Narrow resection margins not linked to mortality, recurrence in Merkel cell carcinoma
Excision with narrow margins does not predict mortality or recurrence in patients with Merkel cell carcinoma, results of a study have shown. Residual tumour, found primarily on deep surgical margins, is independently associated with prognosis.
“Wide local excision constitutes the standard of care for Merkel cell carcinoma, but the optimal margin width remains controversial,” the investigators said.
To assess whether narrow margins (0.5–1 cm) were associated with outcome, the investigators recruited 214 patients from a retrospective French multicentric cohort and had had excision of primary tumour with minimum lateral margins of 0.5 cm. Multivariate regression was used to assess factors associated with mortality and recurrence.

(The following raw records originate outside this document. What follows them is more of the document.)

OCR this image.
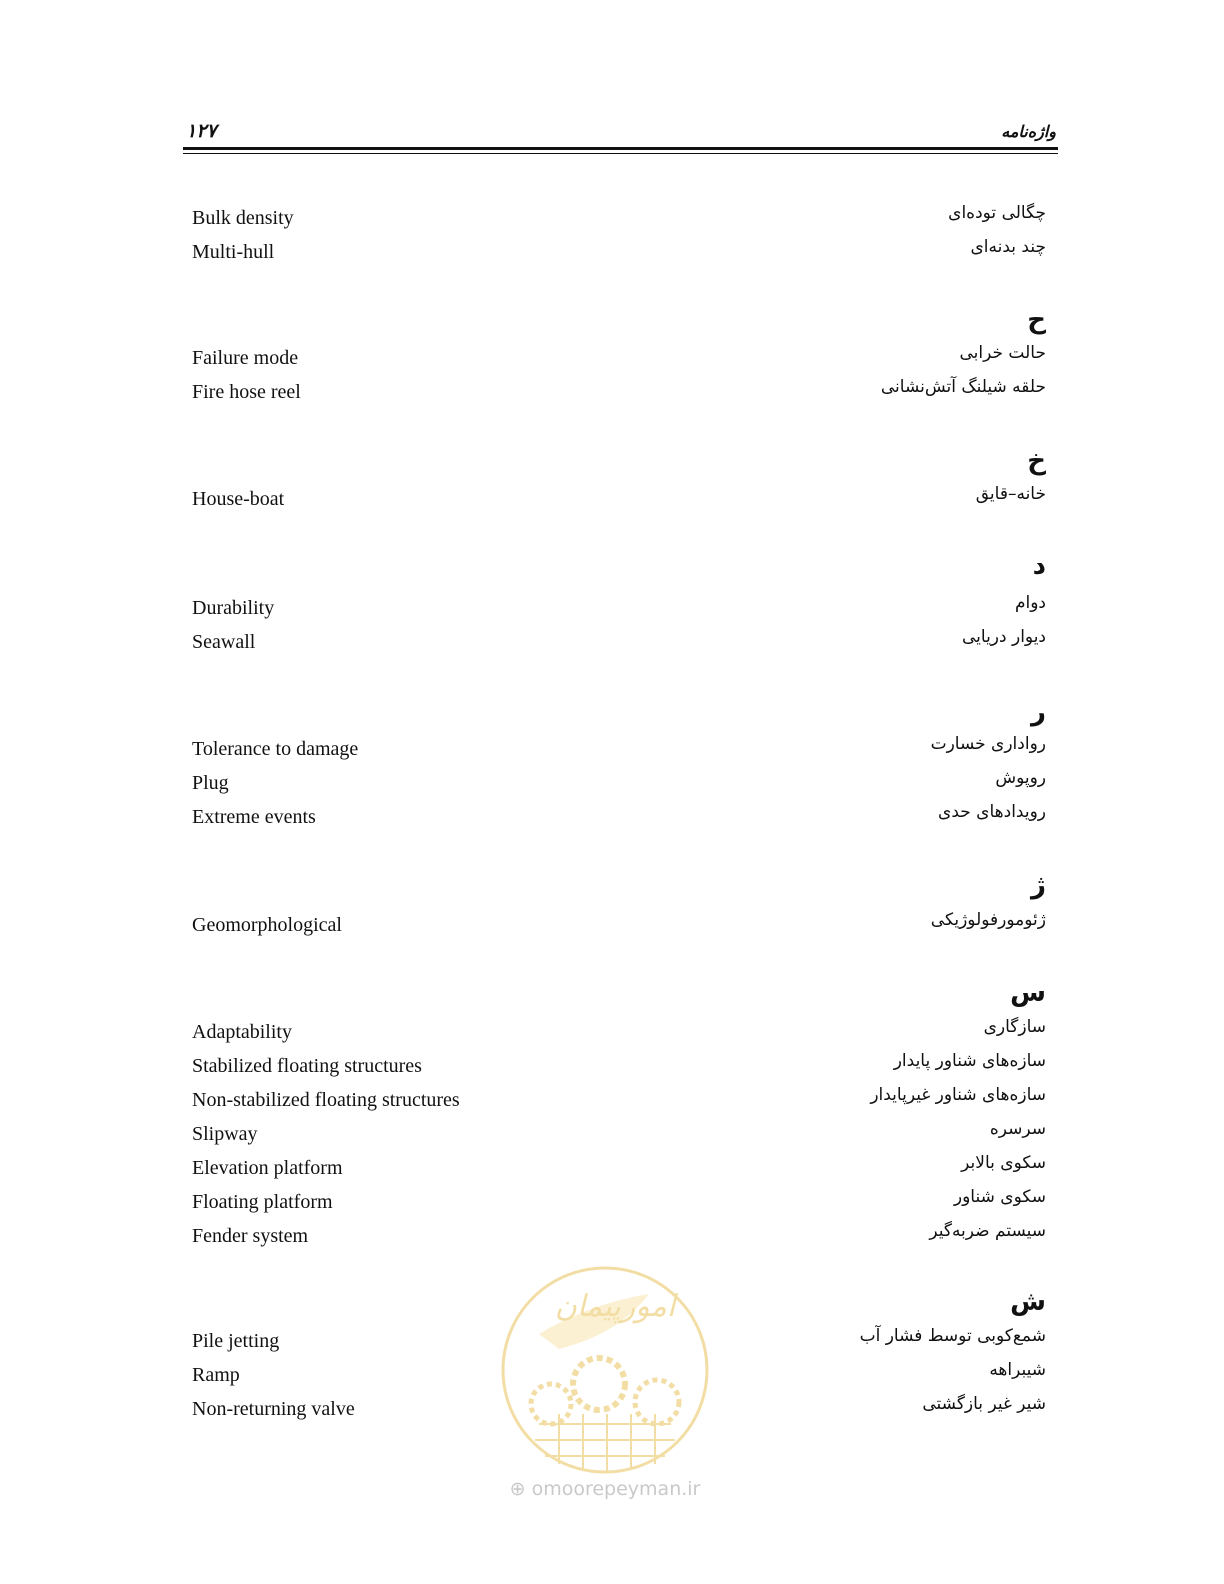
۱۲۷	واژه‌نامه
Bulk density	چگالی توده‌ای
Multi-hull	چند بدنه‌ای
ح
Failure mode	حالت خرابی
Fire hose reel	حلقه شیلنگ آتش‌نشانی
خ
House-boat	خانه–قایق
د
Durability	دوام
Seawall	دیوار دریایی
ر
Tolerance to damage	رواداری خسارت
Plug	روپوش
Extreme events	رویدادهای حدی
ژ
Geomorphological	ژئومورفولوژیکی
س
Adaptability	سازگاری
Stabilized floating structures	سازه‌های شناور پایدار
Non-stabilized floating structures	سازه‌های شناور غیرپایدار
Slipway	سرسره
Elevation platform	سکوی بالابر
Floating platform	سکوی شناور
Fender system	سیستم ضربه‌گیر
ش
Pile jetting	شمع‌کوبی توسط فشار آب
Ramp	شیبراهه
Non-returning valve	شیر غیر بازگشتی
امورپیمان
⊕ omoorepeyman.ir
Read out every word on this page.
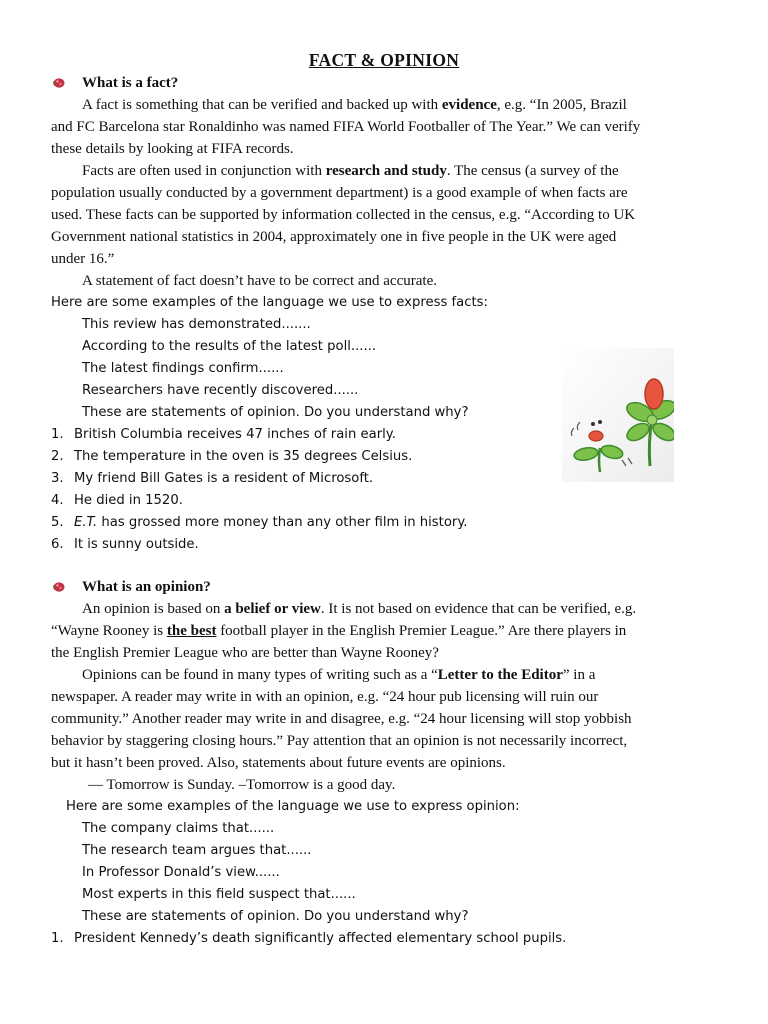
FACT & OPINION
What is a fact?
A fact is something that can be verified and backed up with evidence, e.g. “In 2005, Brazil
and FC Barcelona star Ronaldinho was named FIFA World Footballer of The Year.” We can verify
these details by looking at FIFA records.
Facts are often used in conjunction with research and study. The census (a survey of the
population usually conducted by a government department) is a good example of when facts are
used. These facts can be supported by information collected in the census, e.g. “According to UK
Government national statistics in 2004, approximately one in five people in the UK were aged
under 16.”
A statement of fact doesn’t have to be correct and accurate.
Here are some examples of the language we use to express facts:
This review has demonstrated.......
According to the results of the latest poll......
The latest findings confirm......
Researchers have recently discovered......
These are statements of opinion. Do you understand why?
1. British Columbia receives 47 inches of rain early.
2. The temperature in the oven is 35 degrees Celsius.
3. My friend Bill Gates is a resident of Microsoft.
4. He died in 1520.
5. E.T. has grossed more money than any other film in history.
6. It is sunny outside.
What is an opinion?
An opinion is based on a belief or view. It is not based on evidence that can be verified, e.g.
“Wayne Rooney is the best football player in the English Premier League.” Are there players in
the English Premier League who are better than Wayne Rooney?
Opinions can be found in many types of writing such as a “Letter to the Editor” in a
newspaper. A reader may write in with an opinion, e.g. “24 hour pub licensing will ruin our
community.” Another reader may write in and disagree, e.g. “24 hour licensing will stop yobbish
behavior by staggering closing hours.” Pay attention that an opinion is not necessarily incorrect,
but it hasn’t been proved. Also, statements about future events are opinions.
— Tomorrow is Sunday. –Tomorrow is a good day.
Here are some examples of the language we use to express opinion:
The company claims that......
The research team argues that......
In Professor Donald’s view......
Most experts in this field suspect that......
These are statements of opinion. Do you understand why?
1. President Kennedy’s death significantly affected elementary school pupils.
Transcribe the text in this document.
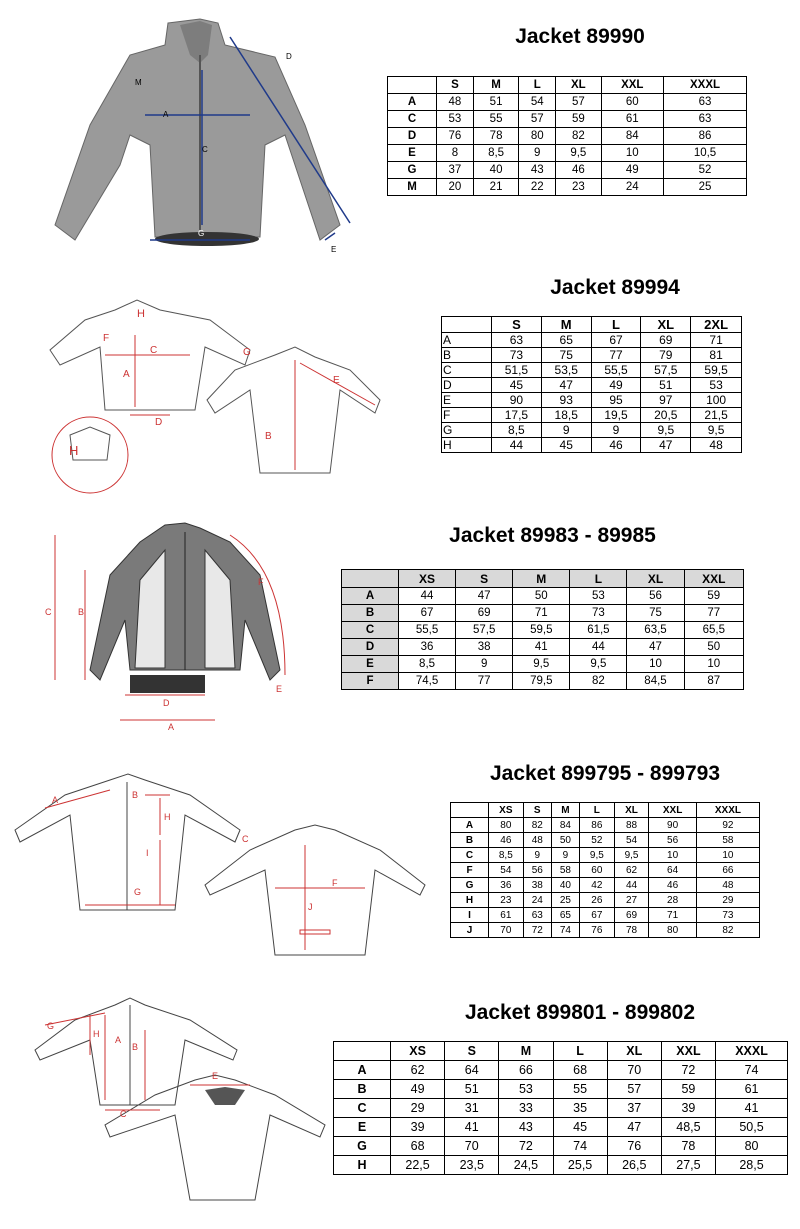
M
A
C
G
D
E
Jacket 89990
	S	M	L	XL	XXL	XXXL
A	48	51	54	57	60	63
C	53	55	57	59	61	63
D	76	78	80	82	84	86
E	8	8,5	9	9,5	10	10,5
G	37	40	43	46	49	52
M	20	21	22	23	24	25
H
F
C
A
G
D
E
B
H
Jacket 89994
	S	M	L	XL	2XL
A	63	65	67	69	71
B	73	75	77	79	81
C	51,5	53,5	55,5	57,5	59,5
D	45	47	49	51	53
E	90	93	95	97	100
F	17,5	18,5	19,5	20,5	21,5
G	8,5	9	9	9,5	9,5
H	44	45	46	47	48
C	B
F
E
D
A
Jacket 89983 - 89985
	XS	S	M	L	XL	XXL
A	44	47	50	53	56	59
B	67	69	71	73	75	77
C	55,5	57,5	59,5	61,5	63,5	65,5
D	36	38	41	44	47	50
E	8,5	9	9,5	9,5	10	10
F	74,5	77	79,5	82	84,5	87
A	B
H
C
I
G
F
J
Jacket 899795 - 899793
	XS	S	M	L	XL	XXL	XXXL
A	80	82	84	86	88	90	92
B	46	48	50	52	54	56	58
C	8,5	9	9	9,5	9,5	10	10
F	54	56	58	60	62	64	66
G	36	38	40	42	44	46	48
H	23	24	25	26	27	28	29
I	61	63	65	67	69	71	73
J	70	72	74	76	78	80	82
G
H
B
A
C
E
Jacket 899801 - 899802
	XS	S	M	L	XL	XXL	XXXL
A	62	64	66	68	70	72	74
B	49	51	53	55	57	59	61
C	29	31	33	35	37	39	41
E	39	41	43	45	47	48,5	50,5
G	68	70	72	74	76	78	80
H	22,5	23,5	24,5	25,5	26,5	27,5	28,5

Of the patients, 58 (27.1 percent) had undergone excision with narrow margins (0.5–1 cm) relative to 156 (72.9 percent) with wide margins (>1 cm). Cancer-specific survival was similar between patients with narrow margins and those with wide margins during a median follow-up of 50.7 months (5-year specific survival rate: 76.8 percent, 95 percent confidence interval [CI], 61.7–91.9 percent vs 76.2 percent, 95 percent CI, 68.8–83.6 percent, respectively).
In addition, no significant between-group differences were observed in overall survival, any recurrence-free survival, and local recurrence-free survival.
Of note, cancer-specific mortality correlated with age, male sex, American Joint Committee of Cancer stage III, and presence of positive margins.
The study was limited by its retrospective design and the heterogeneous baseline characteristics between groups.